5 April 2022, hujan mengguyur Kota Bekasi. Durasinya tidak lama, tepatnya dari siang menuju sore hari. Akan tetapi hujannya cukup deras. Parahnya, hampir seluruh Kota Bekasi terdampak banjir –memang sudah dari dahulu seperti ini. Seakan, hujan membuktikan buruknya tata kota di Bekasi, salah satunya. Lainnya, kemacetan dan panas, juga seakan membuktikannya. Dari peristiwa ini, Kebijakan.co.id hadir.
***
Bekasi, Kebijakan.co.id — Melihat kondisi jalan yang sudah dibahas dalam artikel sebelumnya dalam serial liputan ini, Jalan Raya Wibawa Mukti –terdapat beberapa rumah dewan.
Kondisi jalan tersebut hanya terdapat satu jalur mobil –dua jika dua arah-, di tambah beberapa cabang pertemuan jalan yang menyebabkan tersendat, di antara cabang tersebut terdapat kantung perumahan yang banyak, serta gudang-gudang industri yang banyak di simpangi truk besar dan jalan tersebut melintasi banyak sekolah –baik dari TK, SD, SMP, SMA, hingga Pendidikan Tinggi.

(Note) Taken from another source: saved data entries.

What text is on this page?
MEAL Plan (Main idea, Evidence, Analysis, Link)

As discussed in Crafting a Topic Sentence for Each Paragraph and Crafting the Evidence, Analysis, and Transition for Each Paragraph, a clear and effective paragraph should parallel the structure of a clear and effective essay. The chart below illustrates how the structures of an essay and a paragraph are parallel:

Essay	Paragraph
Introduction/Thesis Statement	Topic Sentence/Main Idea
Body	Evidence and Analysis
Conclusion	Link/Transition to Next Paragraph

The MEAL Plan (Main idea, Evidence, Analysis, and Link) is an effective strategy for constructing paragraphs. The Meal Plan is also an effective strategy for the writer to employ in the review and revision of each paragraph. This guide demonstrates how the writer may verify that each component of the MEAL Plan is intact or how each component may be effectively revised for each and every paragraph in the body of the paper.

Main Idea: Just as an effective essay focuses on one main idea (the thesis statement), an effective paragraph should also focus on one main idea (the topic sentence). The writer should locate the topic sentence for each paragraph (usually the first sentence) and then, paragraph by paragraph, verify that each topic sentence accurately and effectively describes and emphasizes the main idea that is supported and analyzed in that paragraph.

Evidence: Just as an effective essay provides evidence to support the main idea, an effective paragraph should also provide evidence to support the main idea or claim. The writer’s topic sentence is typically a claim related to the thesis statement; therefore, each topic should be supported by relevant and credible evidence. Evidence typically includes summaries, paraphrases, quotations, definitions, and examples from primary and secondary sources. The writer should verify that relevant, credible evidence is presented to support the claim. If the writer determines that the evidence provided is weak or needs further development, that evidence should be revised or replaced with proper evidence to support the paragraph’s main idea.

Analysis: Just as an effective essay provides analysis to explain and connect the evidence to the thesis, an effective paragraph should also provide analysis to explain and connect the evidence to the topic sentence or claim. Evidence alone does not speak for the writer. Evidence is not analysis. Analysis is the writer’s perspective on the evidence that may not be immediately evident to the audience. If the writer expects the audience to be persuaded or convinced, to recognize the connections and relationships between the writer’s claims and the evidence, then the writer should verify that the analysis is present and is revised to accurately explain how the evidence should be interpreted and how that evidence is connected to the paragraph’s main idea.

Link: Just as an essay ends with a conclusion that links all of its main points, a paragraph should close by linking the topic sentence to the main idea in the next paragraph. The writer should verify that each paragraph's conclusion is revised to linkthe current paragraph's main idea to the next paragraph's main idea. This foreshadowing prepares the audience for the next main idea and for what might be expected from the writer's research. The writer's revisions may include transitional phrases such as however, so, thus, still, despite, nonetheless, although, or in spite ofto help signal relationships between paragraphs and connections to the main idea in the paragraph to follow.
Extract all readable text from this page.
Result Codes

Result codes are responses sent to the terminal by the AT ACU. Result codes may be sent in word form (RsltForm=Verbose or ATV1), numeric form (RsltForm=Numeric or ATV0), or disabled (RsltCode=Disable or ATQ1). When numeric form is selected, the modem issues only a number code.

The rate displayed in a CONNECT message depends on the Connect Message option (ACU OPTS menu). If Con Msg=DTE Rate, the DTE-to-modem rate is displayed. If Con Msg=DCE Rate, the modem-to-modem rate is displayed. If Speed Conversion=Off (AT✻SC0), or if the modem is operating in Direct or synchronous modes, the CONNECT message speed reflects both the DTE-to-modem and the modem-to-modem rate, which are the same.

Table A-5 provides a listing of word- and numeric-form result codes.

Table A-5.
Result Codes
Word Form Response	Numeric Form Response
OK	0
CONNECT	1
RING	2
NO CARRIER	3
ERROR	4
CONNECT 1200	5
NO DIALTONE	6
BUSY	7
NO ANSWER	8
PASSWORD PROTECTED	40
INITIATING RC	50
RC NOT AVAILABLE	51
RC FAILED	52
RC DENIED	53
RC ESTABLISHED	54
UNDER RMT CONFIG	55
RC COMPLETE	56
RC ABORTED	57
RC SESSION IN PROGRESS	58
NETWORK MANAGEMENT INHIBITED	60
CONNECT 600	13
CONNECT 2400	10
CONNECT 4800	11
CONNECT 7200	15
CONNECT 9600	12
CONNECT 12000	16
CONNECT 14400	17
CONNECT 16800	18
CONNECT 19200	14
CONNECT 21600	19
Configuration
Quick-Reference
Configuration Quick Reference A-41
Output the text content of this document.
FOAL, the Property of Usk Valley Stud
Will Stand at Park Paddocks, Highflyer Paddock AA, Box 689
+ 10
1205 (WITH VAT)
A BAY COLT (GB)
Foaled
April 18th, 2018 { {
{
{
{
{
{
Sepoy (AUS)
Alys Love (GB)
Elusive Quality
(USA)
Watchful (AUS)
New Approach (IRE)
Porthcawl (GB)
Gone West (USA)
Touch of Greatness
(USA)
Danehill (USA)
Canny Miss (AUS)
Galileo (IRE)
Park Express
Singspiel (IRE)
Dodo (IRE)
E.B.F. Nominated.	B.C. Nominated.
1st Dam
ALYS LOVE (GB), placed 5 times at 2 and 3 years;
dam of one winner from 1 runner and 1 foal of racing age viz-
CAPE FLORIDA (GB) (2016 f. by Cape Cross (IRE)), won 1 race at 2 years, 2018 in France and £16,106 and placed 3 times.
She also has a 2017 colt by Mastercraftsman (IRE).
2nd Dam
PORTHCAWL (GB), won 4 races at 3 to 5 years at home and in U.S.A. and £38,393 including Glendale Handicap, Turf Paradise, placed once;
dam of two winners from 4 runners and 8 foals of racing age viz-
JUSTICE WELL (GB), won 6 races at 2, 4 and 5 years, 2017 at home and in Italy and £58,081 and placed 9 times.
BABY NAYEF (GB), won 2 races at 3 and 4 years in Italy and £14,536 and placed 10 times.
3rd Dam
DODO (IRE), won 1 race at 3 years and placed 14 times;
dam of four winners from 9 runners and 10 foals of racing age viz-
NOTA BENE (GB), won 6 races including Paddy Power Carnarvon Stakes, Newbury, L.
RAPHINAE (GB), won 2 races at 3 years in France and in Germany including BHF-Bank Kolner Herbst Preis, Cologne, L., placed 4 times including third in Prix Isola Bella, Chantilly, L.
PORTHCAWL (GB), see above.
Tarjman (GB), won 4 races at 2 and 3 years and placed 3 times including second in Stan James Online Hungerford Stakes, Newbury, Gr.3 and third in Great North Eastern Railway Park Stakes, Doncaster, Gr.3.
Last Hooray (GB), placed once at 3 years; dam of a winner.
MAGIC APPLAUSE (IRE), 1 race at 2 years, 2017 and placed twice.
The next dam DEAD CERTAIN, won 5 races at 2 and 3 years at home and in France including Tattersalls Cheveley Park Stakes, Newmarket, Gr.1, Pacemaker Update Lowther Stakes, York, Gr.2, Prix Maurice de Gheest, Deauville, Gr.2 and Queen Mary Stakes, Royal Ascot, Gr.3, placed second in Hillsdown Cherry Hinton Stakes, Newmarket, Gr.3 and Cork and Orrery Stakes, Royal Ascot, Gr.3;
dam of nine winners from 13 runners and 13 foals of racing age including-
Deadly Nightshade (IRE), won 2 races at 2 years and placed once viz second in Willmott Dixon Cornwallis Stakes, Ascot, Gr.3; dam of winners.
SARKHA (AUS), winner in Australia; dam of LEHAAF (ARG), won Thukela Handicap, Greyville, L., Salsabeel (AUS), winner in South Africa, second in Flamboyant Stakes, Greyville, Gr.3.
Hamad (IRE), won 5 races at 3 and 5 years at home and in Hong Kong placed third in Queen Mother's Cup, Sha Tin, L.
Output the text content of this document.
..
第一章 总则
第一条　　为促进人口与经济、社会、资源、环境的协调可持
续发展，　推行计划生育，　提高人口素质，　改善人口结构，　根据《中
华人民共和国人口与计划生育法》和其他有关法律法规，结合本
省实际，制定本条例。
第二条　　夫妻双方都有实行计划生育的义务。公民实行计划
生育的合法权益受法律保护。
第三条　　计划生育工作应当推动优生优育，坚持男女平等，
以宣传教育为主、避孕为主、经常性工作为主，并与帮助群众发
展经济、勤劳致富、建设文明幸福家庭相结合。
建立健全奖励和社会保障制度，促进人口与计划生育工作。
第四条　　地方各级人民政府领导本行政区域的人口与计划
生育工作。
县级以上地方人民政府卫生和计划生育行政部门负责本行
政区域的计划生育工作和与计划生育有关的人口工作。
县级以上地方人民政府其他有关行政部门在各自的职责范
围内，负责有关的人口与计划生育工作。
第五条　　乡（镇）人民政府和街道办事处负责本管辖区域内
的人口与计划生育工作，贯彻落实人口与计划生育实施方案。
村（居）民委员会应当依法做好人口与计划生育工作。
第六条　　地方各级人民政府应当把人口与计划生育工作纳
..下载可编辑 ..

Terlebih ketika pandemi sedang mengganas di bulan Juni dan Juli tahun 2021, Tempat Pemakaman Umum (TPU) Sirojul Munir khusus untuk jenazah terinfeksi virus Covid-19 –melewati Jalan Raya Wibawa Mukti. Seringkali harus berhadapan dengan padatnya kendaraan di Komsen –walau sedang pandemi karena akses keluar masuk banyak perumahan.
Ditambah jalan ini merupakan jalan alternatif, dari arah cibubur menuju TOL dalam Kota dan Cikampek serta Terminal Bus dalam Kota juga antar Kota-Provinsi, dan juga tedapat terminal kecil angkutan umum Kota Bekasi.
Di sisi luar Komsen –bukan mengarah ke Jalan Raya Wibawa Mukti- merupakan lalu-lalang Truk Sampah (Jakarta-Bekasi) menuju Tempat Pembuangan Akhir (TPA) Bantar Gerbang.
Lokasi tersebut (Komsen) juga merupakan tempat nongkrong, didukung dengan restoran waralaba terkenal dari Amerika, mulai dari ayam –seperti KFC dan MCD -, donat dan kue –Domino, Dunkin Donnuts, dan Holland Bakery-, hingga kopi –Starcbuck-, serta restoran waralaba lokal besar lainnya mengikuti –seperti J.CO dan Bread Talk.
Tak jarang, meski bukan jam-jam sibuk –seperti jam 7 pagi atau 5 sore. Jalan Raya Wibawa Mukti -dan Komsen tentunya- memiliki kepadatan yang merayap. Jika kondisi jam sibuk, kendaraan pribadi pun terkadang tidak bergerak.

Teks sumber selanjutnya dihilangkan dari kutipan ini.